Administrator of Cross River State
- In office August 1996 – August 1998
- Preceded by: Gregory Agboneni
- Succeeded by: Christopher Osondu

Administrator of Kaduna State
- In office August 1998 – May 1999
- Preceded by: Hammed Ali
- Succeeded by: Ahmed Mohammed Makarfi

= Umar Farouk Ahmed =

Military Administrator of Cross River State, Nigeria

Colonel Umar Farouk Ahmed
was Military Administrator of Cross River State, Nigeria (August 1996 - August 1998) during the military regime of General Sani Abacha. He was then appointed administrator of Kaduna State in August 1998 during the transitional regime of General Abdulsalami Abubakar, handing over power to the elected civilian governor Ahmed Mohammed Makarfi in May 1999.
Shortly after, he was retired by the Federal Government, along with all other former military ministers, governors and administrators.

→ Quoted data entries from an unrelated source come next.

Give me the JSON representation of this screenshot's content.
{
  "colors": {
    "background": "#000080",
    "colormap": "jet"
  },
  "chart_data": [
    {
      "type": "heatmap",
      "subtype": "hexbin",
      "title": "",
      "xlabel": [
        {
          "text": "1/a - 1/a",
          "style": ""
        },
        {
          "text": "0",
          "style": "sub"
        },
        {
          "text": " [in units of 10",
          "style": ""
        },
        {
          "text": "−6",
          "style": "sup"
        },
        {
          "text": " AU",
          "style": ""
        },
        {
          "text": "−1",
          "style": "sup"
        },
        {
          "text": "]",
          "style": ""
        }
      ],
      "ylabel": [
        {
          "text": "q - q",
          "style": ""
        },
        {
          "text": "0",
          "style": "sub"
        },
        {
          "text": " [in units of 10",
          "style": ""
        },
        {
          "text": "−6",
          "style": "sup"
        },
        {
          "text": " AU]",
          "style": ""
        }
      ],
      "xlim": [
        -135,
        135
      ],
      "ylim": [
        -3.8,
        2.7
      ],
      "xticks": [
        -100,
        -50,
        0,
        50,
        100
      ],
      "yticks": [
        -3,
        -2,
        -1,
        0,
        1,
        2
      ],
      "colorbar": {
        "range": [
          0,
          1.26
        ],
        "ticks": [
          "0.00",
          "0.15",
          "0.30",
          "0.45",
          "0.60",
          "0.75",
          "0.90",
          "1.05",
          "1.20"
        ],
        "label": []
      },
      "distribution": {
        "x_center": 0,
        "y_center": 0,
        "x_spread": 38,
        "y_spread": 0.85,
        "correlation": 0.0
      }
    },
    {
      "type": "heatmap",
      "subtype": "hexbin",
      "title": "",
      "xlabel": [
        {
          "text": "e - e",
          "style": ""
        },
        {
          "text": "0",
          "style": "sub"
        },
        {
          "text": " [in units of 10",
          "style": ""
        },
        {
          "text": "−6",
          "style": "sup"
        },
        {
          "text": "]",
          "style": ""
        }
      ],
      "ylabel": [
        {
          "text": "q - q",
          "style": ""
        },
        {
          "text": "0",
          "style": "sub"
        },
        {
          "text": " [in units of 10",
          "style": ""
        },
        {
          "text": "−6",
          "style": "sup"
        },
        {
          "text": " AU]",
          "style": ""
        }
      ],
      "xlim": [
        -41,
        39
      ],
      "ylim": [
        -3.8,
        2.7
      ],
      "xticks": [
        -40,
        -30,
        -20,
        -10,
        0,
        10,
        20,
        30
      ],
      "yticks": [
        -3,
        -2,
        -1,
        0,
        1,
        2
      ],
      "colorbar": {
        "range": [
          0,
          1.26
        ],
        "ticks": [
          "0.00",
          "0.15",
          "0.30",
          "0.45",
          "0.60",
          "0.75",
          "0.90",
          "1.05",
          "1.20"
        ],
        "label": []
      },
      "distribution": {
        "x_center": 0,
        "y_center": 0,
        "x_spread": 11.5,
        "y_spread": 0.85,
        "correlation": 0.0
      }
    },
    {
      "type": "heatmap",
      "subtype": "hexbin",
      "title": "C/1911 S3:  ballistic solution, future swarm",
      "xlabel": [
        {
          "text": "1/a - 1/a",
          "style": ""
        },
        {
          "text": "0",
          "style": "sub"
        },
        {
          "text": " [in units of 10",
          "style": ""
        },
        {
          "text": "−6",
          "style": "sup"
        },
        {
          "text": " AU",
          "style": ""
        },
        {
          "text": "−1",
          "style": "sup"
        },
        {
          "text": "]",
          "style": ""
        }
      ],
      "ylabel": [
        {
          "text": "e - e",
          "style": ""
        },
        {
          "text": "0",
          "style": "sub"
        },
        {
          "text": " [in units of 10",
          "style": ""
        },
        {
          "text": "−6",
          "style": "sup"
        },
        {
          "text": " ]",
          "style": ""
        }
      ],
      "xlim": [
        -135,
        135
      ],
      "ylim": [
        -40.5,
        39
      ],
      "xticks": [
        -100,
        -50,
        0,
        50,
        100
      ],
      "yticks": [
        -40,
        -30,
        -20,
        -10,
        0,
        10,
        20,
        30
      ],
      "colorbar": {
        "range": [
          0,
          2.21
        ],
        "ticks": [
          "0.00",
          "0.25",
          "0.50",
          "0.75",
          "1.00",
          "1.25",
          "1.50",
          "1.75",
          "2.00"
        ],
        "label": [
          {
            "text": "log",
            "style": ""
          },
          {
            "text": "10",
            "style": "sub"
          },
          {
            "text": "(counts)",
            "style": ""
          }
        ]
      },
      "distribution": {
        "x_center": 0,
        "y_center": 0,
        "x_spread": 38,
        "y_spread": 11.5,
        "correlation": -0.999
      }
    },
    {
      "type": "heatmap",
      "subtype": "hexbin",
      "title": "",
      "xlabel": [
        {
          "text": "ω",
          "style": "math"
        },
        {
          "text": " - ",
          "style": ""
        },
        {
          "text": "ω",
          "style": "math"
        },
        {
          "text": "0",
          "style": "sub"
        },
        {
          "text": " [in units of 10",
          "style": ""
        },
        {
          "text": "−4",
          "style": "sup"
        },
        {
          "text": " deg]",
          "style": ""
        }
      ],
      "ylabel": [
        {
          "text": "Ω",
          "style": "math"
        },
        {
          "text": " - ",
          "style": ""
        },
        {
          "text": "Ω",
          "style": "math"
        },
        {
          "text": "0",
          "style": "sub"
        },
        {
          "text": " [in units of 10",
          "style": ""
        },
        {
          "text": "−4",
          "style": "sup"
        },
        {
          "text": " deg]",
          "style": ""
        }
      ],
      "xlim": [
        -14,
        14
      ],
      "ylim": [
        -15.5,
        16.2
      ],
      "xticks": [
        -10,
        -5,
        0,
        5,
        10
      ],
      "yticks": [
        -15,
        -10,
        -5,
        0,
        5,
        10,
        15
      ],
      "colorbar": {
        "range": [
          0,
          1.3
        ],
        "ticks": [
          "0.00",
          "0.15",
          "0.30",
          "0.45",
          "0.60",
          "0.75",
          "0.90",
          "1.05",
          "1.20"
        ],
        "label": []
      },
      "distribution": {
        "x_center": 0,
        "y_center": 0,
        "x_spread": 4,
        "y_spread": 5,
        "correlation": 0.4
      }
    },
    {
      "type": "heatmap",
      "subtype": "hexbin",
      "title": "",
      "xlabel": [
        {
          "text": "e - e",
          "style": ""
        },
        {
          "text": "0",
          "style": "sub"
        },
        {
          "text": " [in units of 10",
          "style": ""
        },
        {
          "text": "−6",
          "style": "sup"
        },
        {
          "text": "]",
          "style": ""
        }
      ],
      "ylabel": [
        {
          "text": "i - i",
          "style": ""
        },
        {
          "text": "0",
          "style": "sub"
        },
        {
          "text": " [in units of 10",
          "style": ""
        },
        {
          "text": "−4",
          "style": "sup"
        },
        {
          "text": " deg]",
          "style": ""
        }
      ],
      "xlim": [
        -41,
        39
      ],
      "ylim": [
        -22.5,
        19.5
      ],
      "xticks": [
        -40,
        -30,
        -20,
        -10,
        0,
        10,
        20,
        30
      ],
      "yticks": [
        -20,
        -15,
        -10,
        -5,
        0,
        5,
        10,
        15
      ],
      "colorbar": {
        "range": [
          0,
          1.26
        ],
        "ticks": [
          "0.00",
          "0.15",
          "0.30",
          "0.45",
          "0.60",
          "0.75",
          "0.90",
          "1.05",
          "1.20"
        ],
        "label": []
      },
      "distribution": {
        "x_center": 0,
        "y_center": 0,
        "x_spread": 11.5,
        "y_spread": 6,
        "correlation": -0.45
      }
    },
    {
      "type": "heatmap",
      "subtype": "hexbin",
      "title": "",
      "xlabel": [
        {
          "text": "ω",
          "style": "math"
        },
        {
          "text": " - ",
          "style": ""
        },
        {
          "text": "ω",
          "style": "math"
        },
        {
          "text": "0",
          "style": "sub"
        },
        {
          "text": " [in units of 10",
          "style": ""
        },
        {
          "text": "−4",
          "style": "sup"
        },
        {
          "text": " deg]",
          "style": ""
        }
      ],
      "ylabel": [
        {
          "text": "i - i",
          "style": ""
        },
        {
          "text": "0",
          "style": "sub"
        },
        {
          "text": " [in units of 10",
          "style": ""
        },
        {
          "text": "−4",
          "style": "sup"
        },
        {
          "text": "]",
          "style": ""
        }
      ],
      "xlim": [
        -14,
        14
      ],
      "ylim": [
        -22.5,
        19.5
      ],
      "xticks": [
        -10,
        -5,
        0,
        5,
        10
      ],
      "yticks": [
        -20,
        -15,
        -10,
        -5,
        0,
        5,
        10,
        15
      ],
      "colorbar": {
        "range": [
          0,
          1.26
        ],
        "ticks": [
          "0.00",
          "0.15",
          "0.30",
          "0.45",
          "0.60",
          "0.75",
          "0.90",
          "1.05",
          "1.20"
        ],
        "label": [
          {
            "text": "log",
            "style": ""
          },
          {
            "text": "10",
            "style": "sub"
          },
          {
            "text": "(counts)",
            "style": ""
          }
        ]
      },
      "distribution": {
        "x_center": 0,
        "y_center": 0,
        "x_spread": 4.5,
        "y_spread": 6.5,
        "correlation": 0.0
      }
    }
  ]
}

Ahmed graduated from the Nigeria Defence Academy and the University of Jos, where he obtained an Advanced Diploma in Public Administration. He was commissioned in the army in 1976 as a platoon Battery Commander.
Subsequent posts were Military Assistant (1986), General Staff Personnel Training Army Headquarters (1987), Academy Adjutant (1989) and Commanding Officer S.S Wing (1992).

In Cross River, his administration was said to be "most inept". When leaving Kaduna, Ahmed handed over a debt N400 million to his successor, who refused to honor any of his commitments. The Kaduna State House of Assembly resolved to probe his tenure based on allegations of looting.
In April 2001, he was one of 16 former military administrators who announced the creation of an association called the United Nigeria Development Forum (UNDF).

He later became a director of First Interstate Bank.